Question 2 Explanation: 
Any chemical injury to the eye may result in severe injury and loss of sight, and is a true emergency. The eye should be irrigated copiously with at least two liters of saline, and pH checked to determine when the chemical has been cleared.
Question 3
A 10 year-old boy was playing with sparklers (magnesium sulfate) and got some of the "sparkle" in his right eye. Which of the following is the most appropriate initial treatment?
A
irrigate the eye for at least 20 minutes
B
apply Bacitracin ointment and patch the eye
Hint:
See A for explanation.
C
remove the sparkle with a moistened cotton swab
Hint:
See A for explanation.
D
protect the eye with a metal shield and refer to an eye ophthalmologist
Hint:
See A for explanation.
Question 3 Explanation: 
The magnesium from the sparkler combines with tears, producing an alkaline injury and should be treated with prolonged irrigation. Irrigation should be the first step in management of this case.
Question 4
A blacksmith presents to your clinic after feeling like something went in his eye while he was grinding on a piece of metal. You stain the eye with Fluorescein and can visualize uptake with what appears like a deep abrasion. You are unable to visualize any foreign body with your indirect ophthalmoscope.
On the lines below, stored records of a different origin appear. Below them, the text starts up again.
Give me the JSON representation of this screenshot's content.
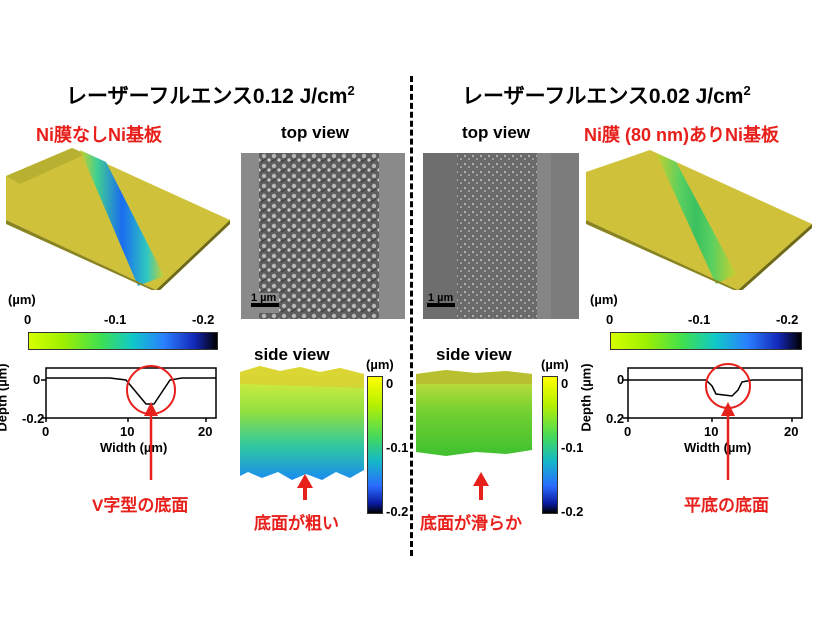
{
  "left": {
    "title_main": "レーザーフルエンス0.12 J/cm",
    "title_sup": "2",
    "sample_label": "Ni膜なしNi基板",
    "top_view": "top view",
    "side_view": "side view",
    "scale_bar": "1 µm",
    "colorbar_unit": "(µm)",
    "colorbar_ticks": [
      "0",
      "-0.1",
      "-0.2"
    ],
    "side_colorbar_unit": "(µm)",
    "side_colorbar_ticks": [
      "0",
      "-0.1",
      "-0.2"
    ],
    "profile": {
      "ylabel": "Depth (µm)",
      "xlabel": "Width (µm)",
      "yticks": [
        "0",
        "-0.2"
      ],
      "xticks": [
        "0",
        "10",
        "20"
      ]
    },
    "profile_annotation": "V字型の底面",
    "side_annotation": "底面が粗い"
  },
  "right": {
    "title_main": "レーザーフルエンス0.02 J/cm",
    "title_sup": "2",
    "sample_label": "Ni膜 (80 nm)ありNi基板",
    "top_view": "top view",
    "side_view": "side view",
    "scale_bar": "1 µm",
    "colorbar_unit": "(µm)",
    "colorbar_ticks": [
      "0",
      "-0.1",
      "-0.2"
    ],
    "side_colorbar_unit": "(µm)",
    "side_colorbar_ticks": [
      "0",
      "-0.1",
      "-0.2"
    ],
    "profile": {
      "ylabel": "Depth (µm)",
      "xlabel": "Width (µm)",
      "yticks": [
        "0",
        "0.2"
      ],
      "xticks": [
        "0",
        "10",
        "20"
      ]
    },
    "profile_annotation": "平底の底面",
    "side_annotation": "底面が滑らか"
  },
  "colors": {
    "annotation": "#e8201c",
    "surface_yellow": "#d8c832",
    "groove_blue": "#2a7fff"
  }
}
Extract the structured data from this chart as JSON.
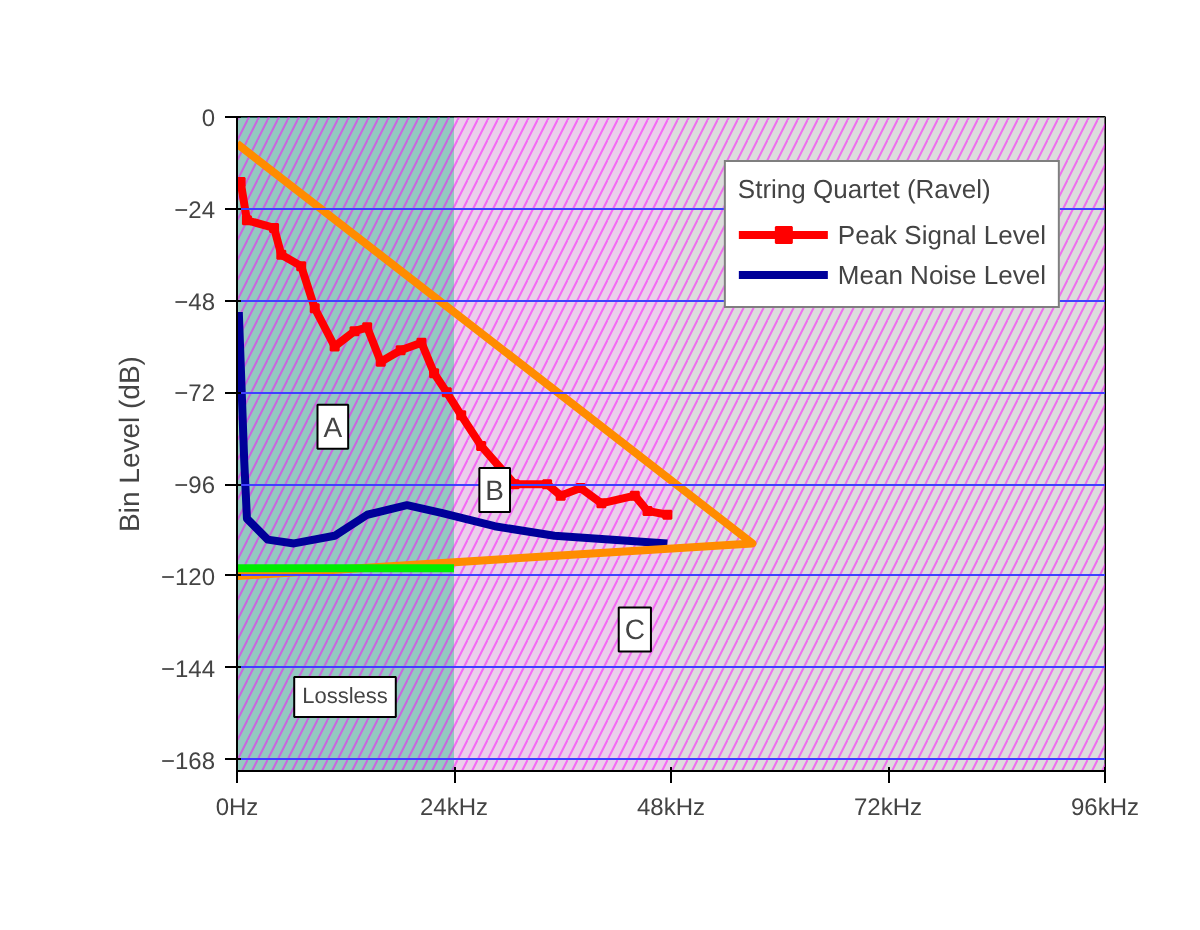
{
  "chart_data": {
    "type": "line",
    "ylabel": "Bin Level (dB)",
    "legend_title": "String Quartet (Ravel)",
    "legend": "top right",
    "grid": "y",
    "line_style": "solid",
    "marker": "none",
    "xlim": [
      0,
      96
    ],
    "ylim": [
      -171,
      0
    ],
    "xticks": [
      {
        "value": 0,
        "label": "0Hz"
      },
      {
        "value": 24,
        "label": "24kHz"
      },
      {
        "value": 48,
        "label": "48kHz"
      },
      {
        "value": 72,
        "label": "72kHz"
      },
      {
        "value": 96,
        "label": "96kHz"
      }
    ],
    "yticks": [
      0,
      -24,
      -48,
      -72,
      -96,
      -120,
      -144,
      -168
    ],
    "series": [
      {
        "name": "Peak Signal Level",
        "color": "#ff0000",
        "marker": "square",
        "x": [
          0.4,
          1.1,
          4.1,
          4.9,
          7.1,
          8.6,
          10.8,
          13,
          14.4,
          15.9,
          18.1,
          20.4,
          21.8,
          23.2,
          24.8,
          27,
          30.7,
          34.3,
          35.8,
          38,
          40.3,
          44,
          45.4,
          47.6
        ],
        "values": [
          -17,
          -27,
          -29,
          -36,
          -39,
          -50,
          -60,
          -56,
          -55,
          -64,
          -61,
          -59,
          -67,
          -72,
          -78,
          -86,
          -96,
          -96,
          -99,
          -97,
          -101,
          -99,
          -103,
          -104
        ]
      },
      {
        "name": "Mean Noise Level",
        "color": "#000099",
        "x": [
          0.2,
          0.8,
          1.1,
          3.4,
          6.3,
          10.8,
          14.4,
          18.8,
          22.6,
          28.5,
          35.1,
          47.6
        ],
        "values": [
          -51,
          -90,
          -105,
          -110.5,
          -111.5,
          -109.5,
          -104,
          -101.5,
          -103.5,
          -107,
          -109.5,
          -111.5
        ]
      },
      {
        "color": "#ff8c00",
        "x": [
          0,
          57,
          0
        ],
        "values": [
          -7,
          -111.5,
          -120
        ]
      },
      {
        "color": "#00ee00",
        "x": [
          0,
          24
        ],
        "values": [
          -118,
          -118
        ]
      }
    ],
    "bands": [
      {
        "axis": "x",
        "from": 0,
        "to": 24,
        "color": "#3c9a8c"
      },
      {
        "axis": "x",
        "from": 24,
        "to": 48,
        "color": "#d9a6d9"
      },
      {
        "axis": "x",
        "from": 48,
        "to": 96,
        "color": "#c0c0c0"
      }
    ],
    "annotations": [
      {
        "text": "A",
        "x": 10.6,
        "y": -81
      },
      {
        "text": "B",
        "x": 28.5,
        "y": -97.5
      },
      {
        "text": "C",
        "x": 44,
        "y": -134
      },
      "Lossless"
    ]
  }
}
Although he makes an attempt, he complains of some visual loss in that eye. His last Tetanus booster was 4 years ago. What is the most appropriate next step in the management of this patient?
A
Administer tetanus
Hint:
Tetanus booster is only required every 5 years.
B
Prescribe Tetracaine ophthalmic
Hint:
See D for explanation.
C
Provide reassurance only
Hint:
See D for explanation.
D
Refer to ophthalmologist
Question 4 Explanation: 
Intraoccular foreign body requires emergency treatment by an ophthalmologist. Patients giving a history of something hitting the eye, particularly while hammering on metal or using grinding equipment, must be assessed for the possibility of intraoccular foreign body especially when no corneal foreign body is seen, a corneal or scleral wound is apparent, or there is marked visual loss or media opacity.